Abstract

Along the western edge of the Denver Basin, the arkosic Pennsylvanian–Permian Fountain Formation exposes hematite-bearing redbeds that have been partially whitened by the passage of reducing paleo-fluids. The fluids migrated mainly parallel to bedding, producing whitening displayed today by about 15% of the exposed surface area of the formation. The relationship between whitening and outcrop-scale stratigraphy suggests that the position of relatively impermeable beds controlled which of the more permeable beds carried the migrating fluids.

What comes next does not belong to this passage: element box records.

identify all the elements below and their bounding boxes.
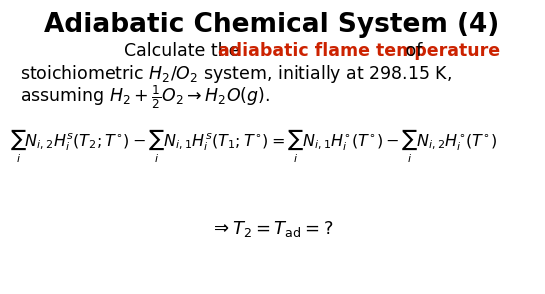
Text: assuming $H_2 + \frac{1}{2}O_2 \rightarrow H_2O(g)$.: assuming $H_2 + \frac{1}{2}O_2 \rightarr… [20,83,270,111]
Text: of: of [399,42,422,60]
Text: stoichiometric $H_2/O_2$ system, initially at 298.15 K,: stoichiometric $H_2/O_2$ system, initial… [20,63,452,85]
Text: $\sum_i N_{i,2} H_i^s(T_2; T^{\circ}) - \sum_i N_{i,1} H_i^s(T_1; T^{\circ}) = \: $\sum_i N_{i,2} H_i^s(T_2; T^{\circ}) - … [10,127,497,165]
Text: adiabatic flame temperature: adiabatic flame temperature [218,42,500,60]
Text: Calculate the: Calculate the [124,42,245,60]
Text: Adiabatic Chemical System (4): Adiabatic Chemical System (4) [44,12,500,38]
Text: $\Rightarrow T_2 = T_{\mathrm{ad}} =?$: $\Rightarrow T_2 = T_{\mathrm{ad}} =?$ [210,219,334,239]
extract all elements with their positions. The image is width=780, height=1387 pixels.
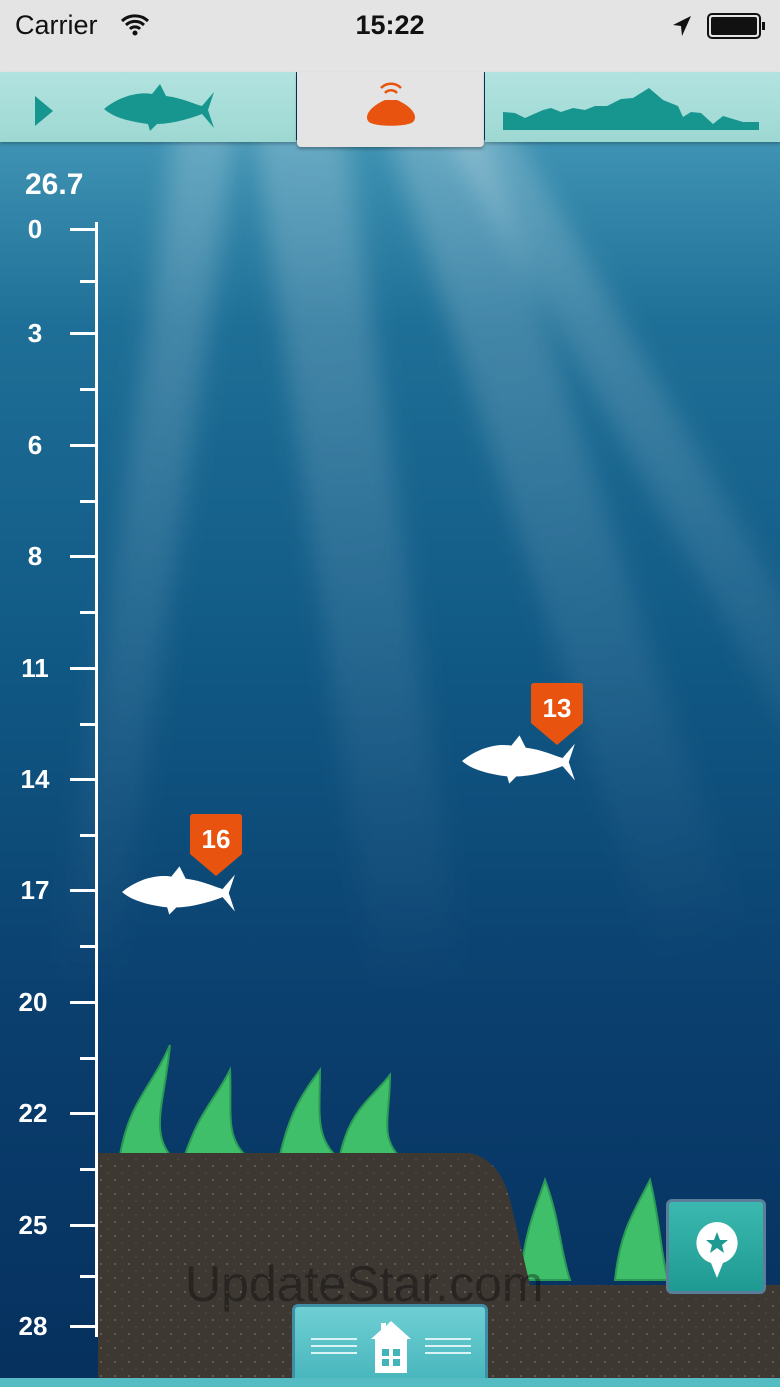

In the study area the Fountain Formation displays repetitious vertically stacked, fining-upward sequences typically capped by paleosol mudstones. Coarse-grained channel-fill sandstones directly overlying the paleosol mudstones are proportionally the most whitened beds, and hence may have provided the most permeable pathways for the whitening fluid. Fine-grained sandstones immediately beneath the capping mudstones, however, display more whitening than seen in mid-sequence sandstones not in contact with the mudstones. Within a given bed, rock within 30 cm stratigraphically of the paleosol mudstones is considerably more likely to be whitened than is the rest of the bed. This stratigraphic proximity of whitening to the paleosol mudstones suggests that the mudstones served as baffles to fluid flow, causing fluids to focus and migrate laterally along the mudstone boundaries. The importance of the paleosol mudstones in controlling the flow pathways of the whitening fluids suggests that such flow barriers may strongly influence subsurface fluid movements within fluvial sandstone sequences.

Fluorescent dolomite and kaolinite cements in the whitened rocks, coupled with inclusions of oil and bitumen, indicate that hydrocarbons likely contributed to the reducing nature of the fluids that removed the hematite. In the study area, whitening decreases from south to north, as does the proportion of coarse channel sandstones. Whitened rock in the north shows more intense alteration of feldspar than is observed farther south or in adjacent red rock. This greater alteration, which includes replacement by fluorescent kaolinite, suggests that, compared to farther south, the smaller volume of coarse sandstones experienced a higher fluid/rock ratio. Stronger association of fluorescent cements with the increased feldspar alteration in the northern part of the study area also indicates greater fluid flux along the more tightly focused flow pathways.